Tribute: Justice Scalia and Marbury v. Madison
on Mar 6, 2016 at 12:27 pm
Lee Liberman Otis is Senior Vice President of the Federalist Society and an Adjunct Professor at Georgetown University Law Center. She served as a law clerk to Justice Scalia in October Term 1986. The views expressed here are her own.
I first met Justice Antonin Scalia when I was a law student at the University of Chicago, where he was a law professor. The first course I took from him was Constitutional Law I, which at Chicago was a second-year course focused exclusively on the structural provisions of the Constitution.
My sharpest memory of the class is how he explained Marbury v. Madison.
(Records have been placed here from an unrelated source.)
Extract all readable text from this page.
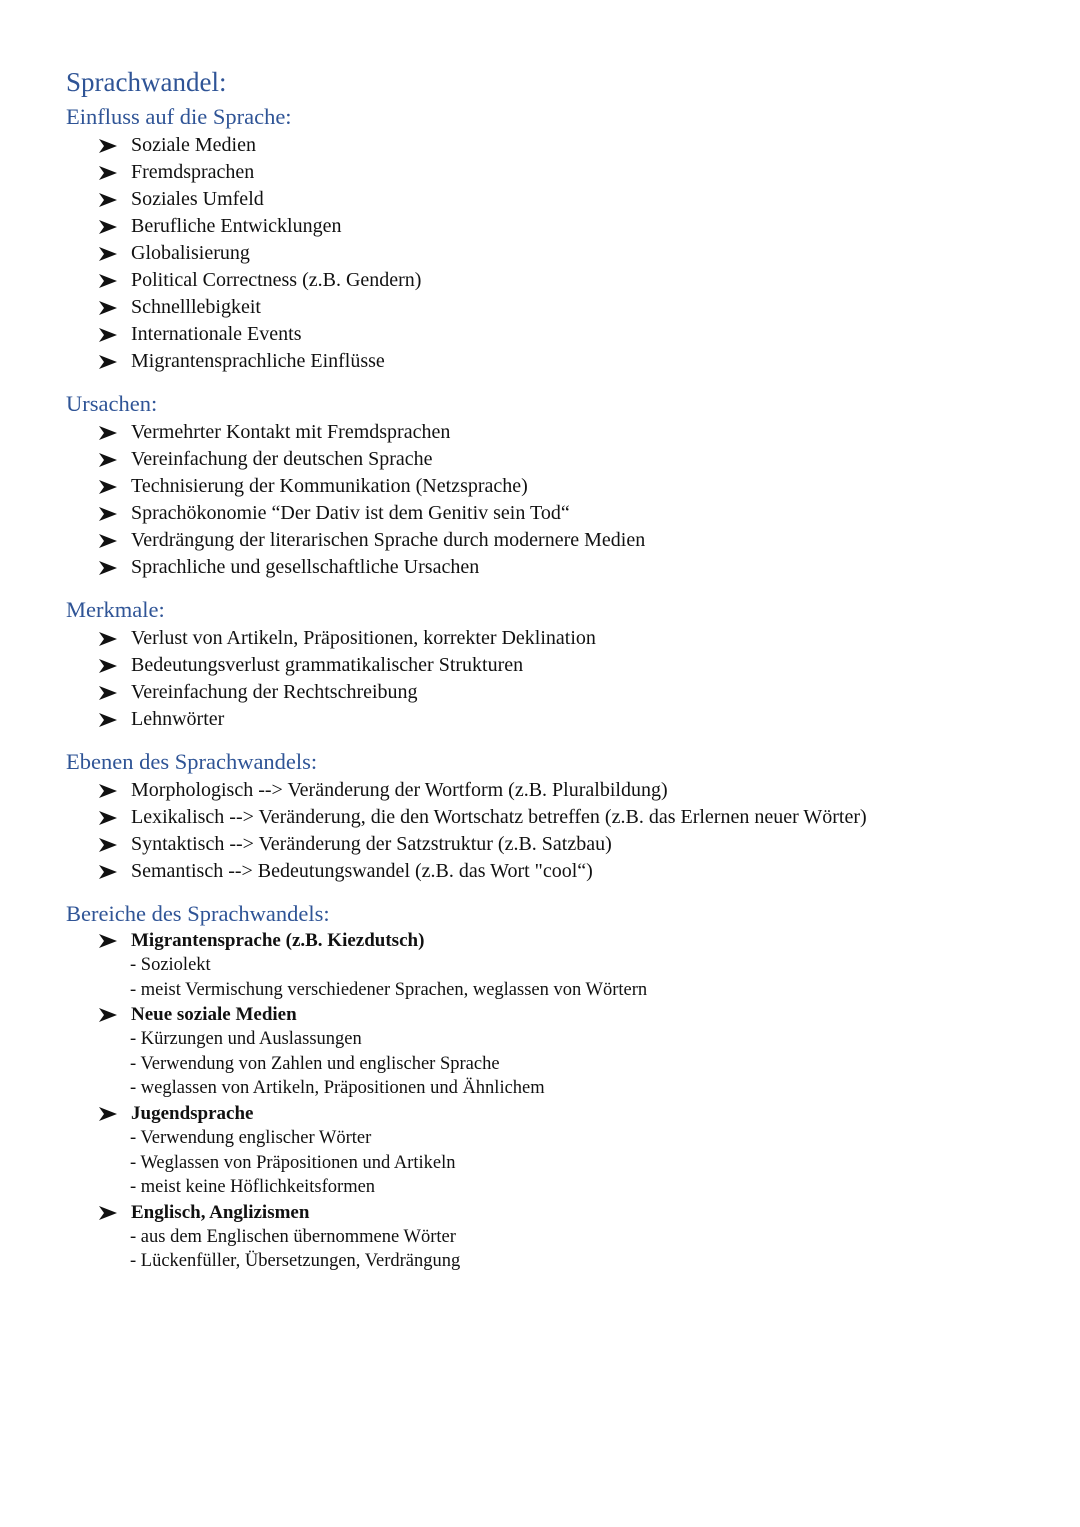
Sprachwandel:
Einfluss auf die Sprache:
Soziale Medien
Fremdsprachen
Soziales Umfeld
Berufliche Entwicklungen
Globalisierung
Political Correctness (z.B. Gendern)
Schnelllebigkeit
Internationale Events
Migrantensprachliche Einflüsse
Ursachen:
Vermehrter Kontakt mit Fremdsprachen
Vereinfachung der deutschen Sprache
Technisierung der Kommunikation (Netzsprache)
Sprachökonomie “Der Dativ ist dem Genitiv sein Tod“
Verdrängung der literarischen Sprache durch modernere Medien
Sprachliche und gesellschaftliche Ursachen
Merkmale:
Verlust von Artikeln, Präpositionen, korrekter Deklination
Bedeutungsverlust grammatikalischer Strukturen
Vereinfachung der Rechtschreibung
Lehnwörter
Ebenen des Sprachwandels:
Morphologisch --> Veränderung der Wortform (z.B. Pluralbildung)
Lexikalisch --> Veränderung, die den Wortschatz betreffen (z.B. das Erlernen neuer Wörter)
Syntaktisch --> Veränderung der Satzstruktur (z.B. Satzbau)
Semantisch --> Bedeutungswandel (z.B. das Wort "cool“)
Bereiche des Sprachwandels:
Migrantensprache (z.B. Kiezdutsch)
- Soziolekt
- meist Vermischung verschiedener Sprachen, weglassen von Wörtern
Neue soziale Medien
- Kürzungen und Auslassungen
- Verwendung von Zahlen und englischer Sprache
- weglassen von Artikeln, Präpositionen und Ähnlichem
Jugendsprache
- Verwendung englischer Wörter
- Weglassen von Präpositionen und Artikeln
- meist keine Höflichkeitsformen
Englisch, Anglizismen
- aus dem Englischen übernommene Wörter
- Lückenfüller, Übersetzungen, Verdrängung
At least since the second half of the twentieth century, law professors have taught Marbury as the case where Chief Justice John Marshall, through a clever jiu jitsu move, avoided a confrontation with the president by “discovering” (read “inventing”) a power of the Supreme Court to strike down an act of Congress. This power, the professoriate claimed, was nowhere to be found in the text of the Constitution. It was the first act of the Court “shaping” the Constitution to fit our needs. They went on to read Marshall’s famous statement that “it is emphatically the province and duty of the Court to say what the law is” as a successful power grab by the Chief Justice that turned the Supreme Court into the final arbiter of constitutional questions.
Then-Professor Scalia read this statement rather differently. He viewed it as being primarily not about judicial power, but about judicial obligation (or as Professor Philip Hamburger would later say, judicial duty). He understood Marshall’s point to be not that the Court is some kind of special guardian of the Constitution but something far more straightforward: that the Constitution is a law, and therefore, like other laws, it supplies the rule of decision to the Court in a case properly before the Court. In the Scalia reading of Marbury, there is no special “power of judicial review,” just the question whether the Constitution is a law that the Supreme Court is required to follow in a case before it.
This reading of Marbury, I later realized, was integral to how Justice Scalia saw his job – not as the shaper of the Constitution, but as its servant. And while, to be sure, there is something to be said for both ways of viewing the case, it turns out that there is a lot more to be said for Justice Scalia’s than most of the professoriate had been inclined to think.